И топот десятков людей, хлынувших снизу на верхнюю палубу, послышался на мостике

– Что происхотиль? Это пунт? – надрывался красный от бешенства Граббе. – Я не посфоляль!

– Неужели государь скончался? – растерянно закрутили головами офицеры, постепенно приходя в себя. – К чему сей залп?

– Господа! – ахнул мичман Тирбах. – Смотрите, господа! Мы развернулись!

Часовая стрелка бушприта в синей дымке порохового дыма, неуклонно подталкиваемая страшным импульсом залпа пушек поручика Нечаева, все дальше отступала от речного берега, как будто притягиваемая голубыми просторами Ладожского озера.

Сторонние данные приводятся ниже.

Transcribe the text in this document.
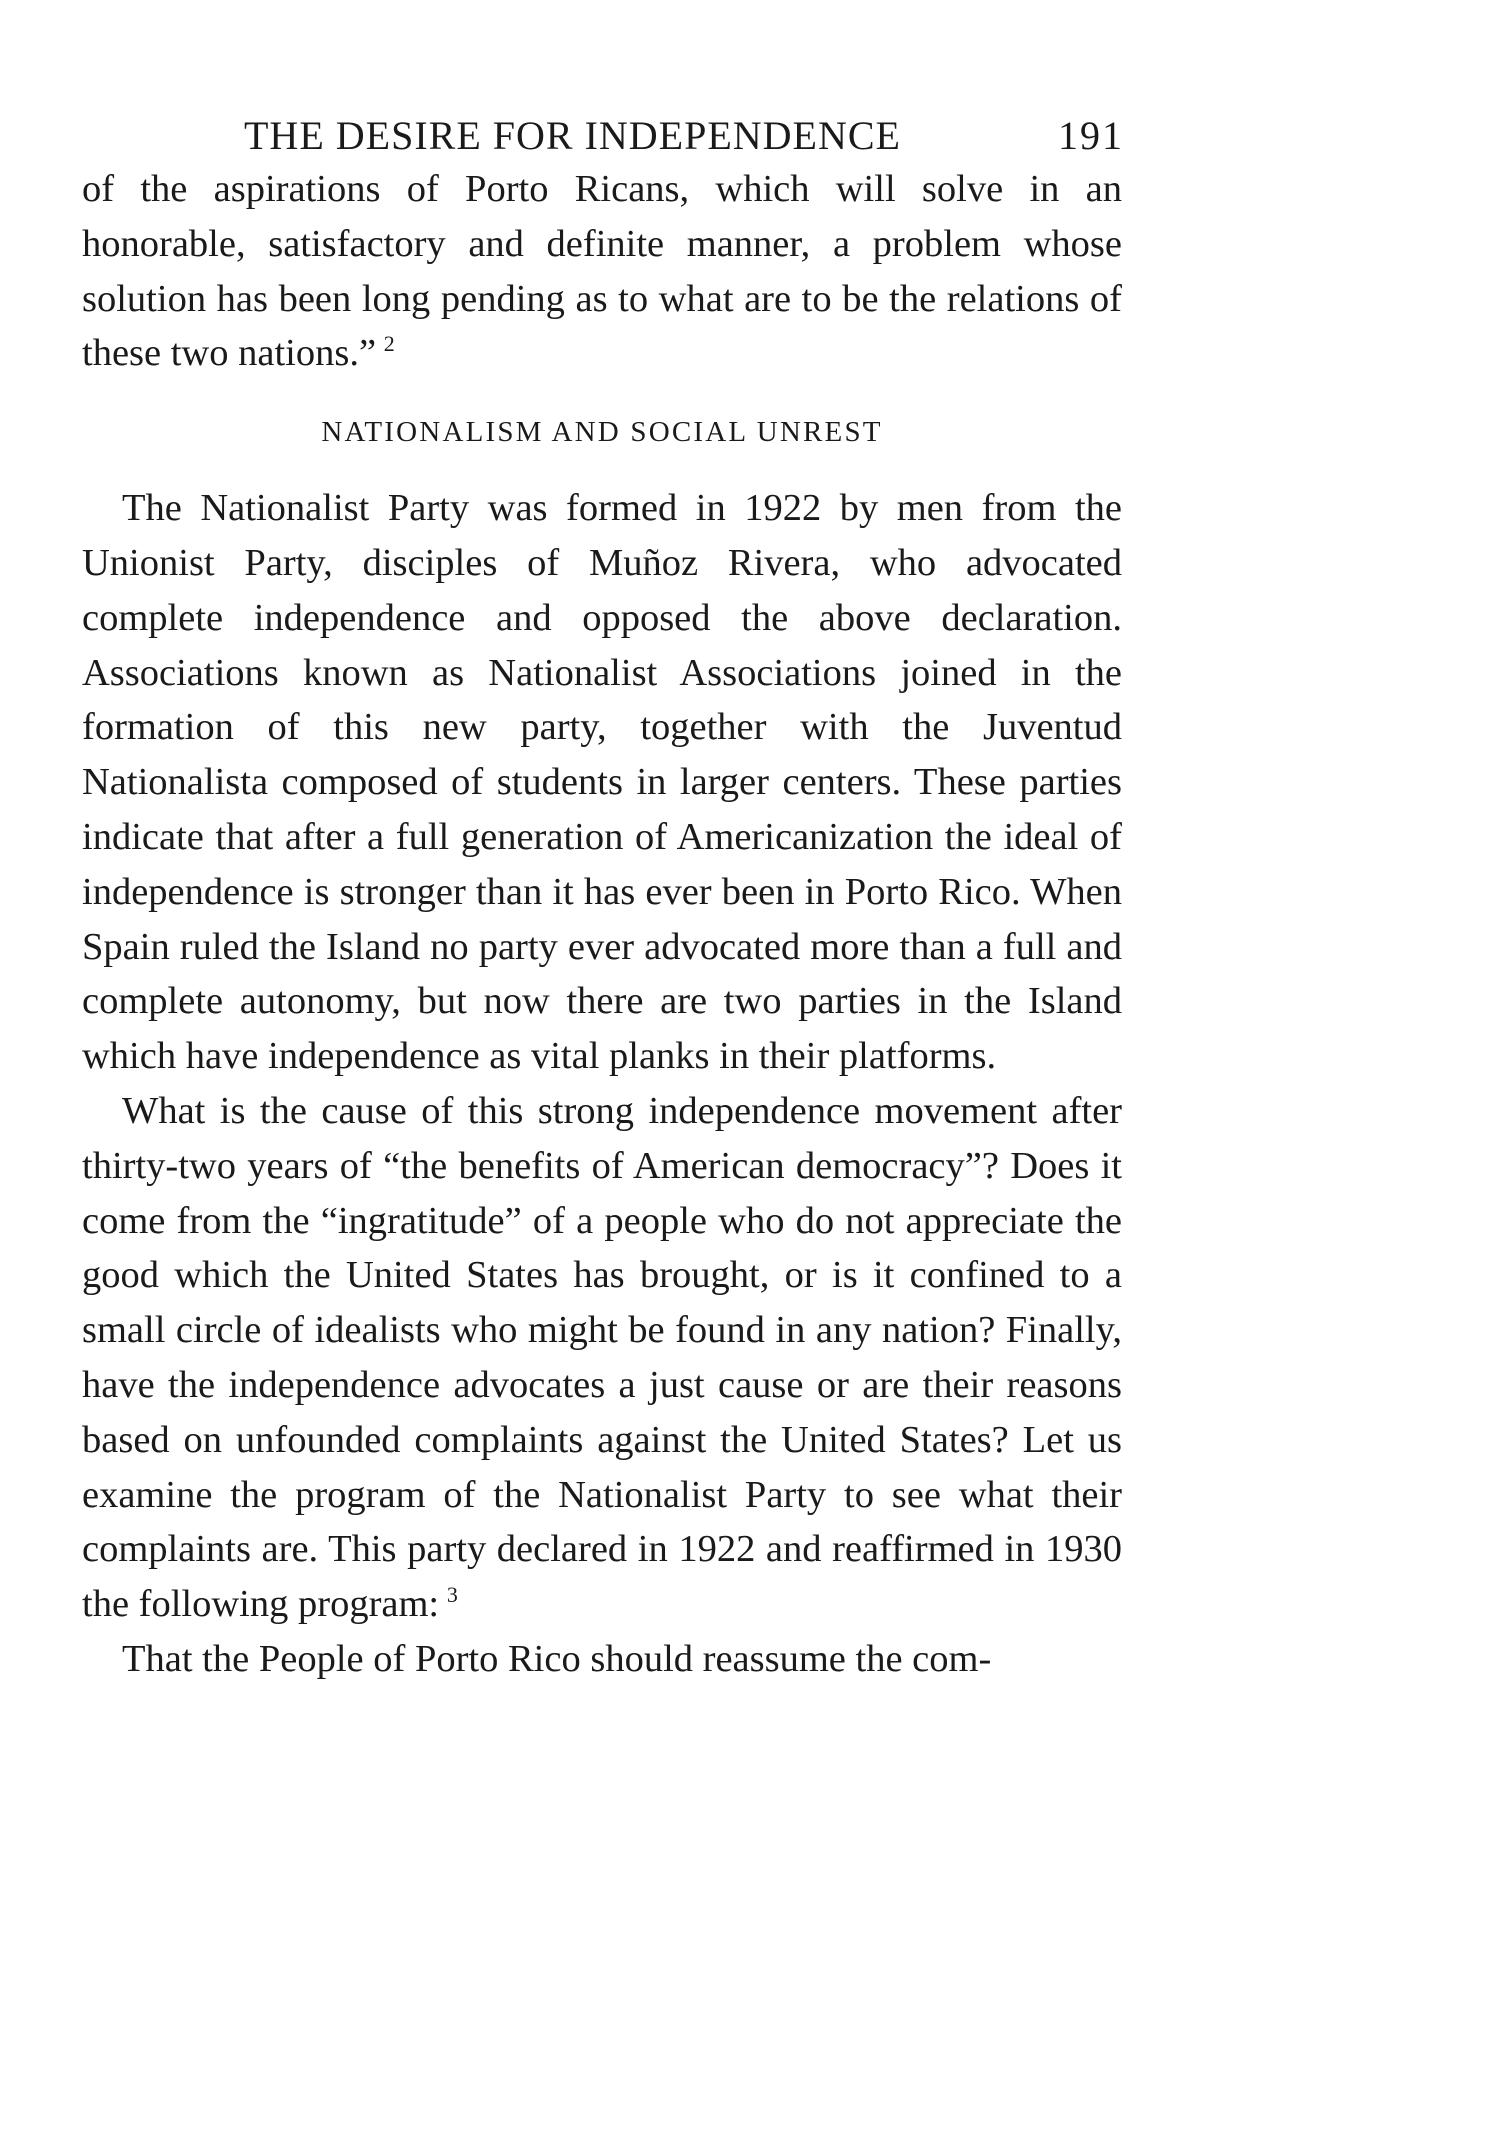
THE DESIRE FOR INDEPENDENCE	191

of the aspirations of Porto Ricans, which will solve in an honorable, satisfactory and definite manner, a problem whose solution has been long pending as to what are to be the relations of these two nations.”  $^2$

NATIONALISM AND SOCIAL UNREST

The Nationalist Party was formed in 1922 by men from the Unionist Party, disciples of Muñoz Rivera, who advocated complete independence and opposed the above declaration. Associations known as Nationalist Associations joined in the formation of this new party, together with the Juventud Nationalista composed of students in larger centers. These parties indicate that after a full generation of Americanization the ideal of independence is stronger than it has ever been in Porto Rico. When Spain ruled the Island no party ever advocated more than a full and complete autonomy, but now there are two parties in the Island which have independence as vital planks in their platforms.

What is the cause of this strong independence movement after thirty-two years of “the benefits of American democracy”? Does it come from the “ingratitude” of a people who do not appreciate the good which the United States has brought, or is it confined to a small circle of idealists who might be found in any nation? Finally, have the independence advocates a just cause or are their reasons based on unfounded complaints against the United States? Let us examine the program of the Nationalist Party to see what their complaints are. This party declared in 1922 and reaffirmed in 1930 the following program:  $^3$

That the People of Porto Rico should reassume the com-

– Ура! Ура Соймонову! Виват абордажникам! Воеводу, воеводу качать! – крики радости на четырех языках, русский мат, смех и радостные слезы – все смешалось на берегу и на палубе, празднично сверкающей молодым ноябрьским инеем. Офицеры бросились к отупевшему, сникшему в миг единый Соймонову и обнимали его, жали красные холодные руки, поздравляли с благополучным исходом невероятного дела. Но мичман стоял, странно бесчувственный к поздравлением и веселью вокруг себя, будто не веря в произошедшее. Он осознал, что страшно, нечеловечески, устал, проголодался и сон застилает ему глаза так, что он перестает порой понимать происходящее кругом. Соймонов сделал шаг, другой, ноги дрожали.